Finite state machines

This is the second article in a series about some classic computer science:

Regular expressions
Finite state machines
Comparing regular expressions and finite state machines

Finite state machines are a way of checking that a series of inputs is valid, potentially doing some actions while you’re doing this checking. They’re not something I use all that often, but if I spot that some logic is turning into a tangled mess of if / else it’s sometimes a clue that I should rip it out and replace it with a finite state machine. I’ll go into an example implementation below – as you’ll see they’re not tricky.

I’ll concentrate on the simplest version for most of this article, whose full name is Deterministic Finite State Machine. Later in the article, I’ll briefly touch on the Non-deterministic Finite State Machine, and also the Hidden Markov Model. Finite state machines are sometimes known as finite state automata or just state machines. For most of the article, I’ll use the abbreviation FSM to mean deterministic finite state machine.

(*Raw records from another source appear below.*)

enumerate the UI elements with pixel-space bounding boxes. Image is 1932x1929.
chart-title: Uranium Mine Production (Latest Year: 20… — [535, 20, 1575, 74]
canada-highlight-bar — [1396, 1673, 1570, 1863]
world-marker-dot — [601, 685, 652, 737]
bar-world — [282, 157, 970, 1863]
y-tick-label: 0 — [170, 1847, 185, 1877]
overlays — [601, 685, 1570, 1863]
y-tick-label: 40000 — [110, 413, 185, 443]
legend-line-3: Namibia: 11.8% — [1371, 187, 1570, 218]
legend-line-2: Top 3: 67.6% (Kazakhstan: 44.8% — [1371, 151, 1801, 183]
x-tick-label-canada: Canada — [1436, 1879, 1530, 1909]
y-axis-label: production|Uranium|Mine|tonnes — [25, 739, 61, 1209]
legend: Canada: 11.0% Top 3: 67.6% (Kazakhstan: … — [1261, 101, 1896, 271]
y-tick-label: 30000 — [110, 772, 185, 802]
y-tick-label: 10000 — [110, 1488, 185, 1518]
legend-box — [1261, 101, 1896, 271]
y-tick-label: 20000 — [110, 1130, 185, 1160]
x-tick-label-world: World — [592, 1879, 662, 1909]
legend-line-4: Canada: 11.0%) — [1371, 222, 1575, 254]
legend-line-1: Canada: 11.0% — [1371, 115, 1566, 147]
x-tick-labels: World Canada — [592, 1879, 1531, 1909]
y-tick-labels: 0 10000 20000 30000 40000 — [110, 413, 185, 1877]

With all that out of the way: what is a FSM?

Basics

A FSM is a bit like a game of hopscotch that you build for your computer. In case you’ve never played it, hopscotch is where there are squares marked out on the ground, and the squares are laid out roughly in some kind of line. You start at one end of the line and try to get to the other end. As you move along the line, your foot can be in only one square at a time. (Sometimes you need to put both feet down on the ground, each in different squares, but most of the time you’re hopping so only one foot is on the ground.)

A little girl doing hopscotch — Image credit

This is a FSM:

A directed graph showing start -> A, A -> B with input p, B -> C with input q, B -> D with input r. C and D have a double outline

A, B, C, and D are states, which are like the squares in hopscotch. The arrows are the only ways you can move from one state to another, so you can’t e.g. go directly from A to D. You start by following the arrow that has no blob at its start, which means you start in state A. The labels on the arrows are what input you must receive in order to follow that arrow, i.e. to go from A to B you must receive input p.

C and D are marked as special by having a double outline. These are accepting states. If the computer is in an accepting state when the input finishes, then the input is valid. If the computer is in a different state when the input finishes, the input is invalid.

So, the FSM above will accept pq and pr as valid inputs. The order matters – qp and rp are invalid.

Memory

The FSM above is a relatively simple one. This is a slightly more complicated one:

A directed graph showing init -> A, A -> B with p, A -> D with x, B -> C with q, D -> C with y, C -> E with r, C -> F with s, C -> G with t. E, F and G have a double outline

Paths through the FSM can split or join as needed. This FSM will accept pqr, pqs, pqt, xyr, xys or xyt.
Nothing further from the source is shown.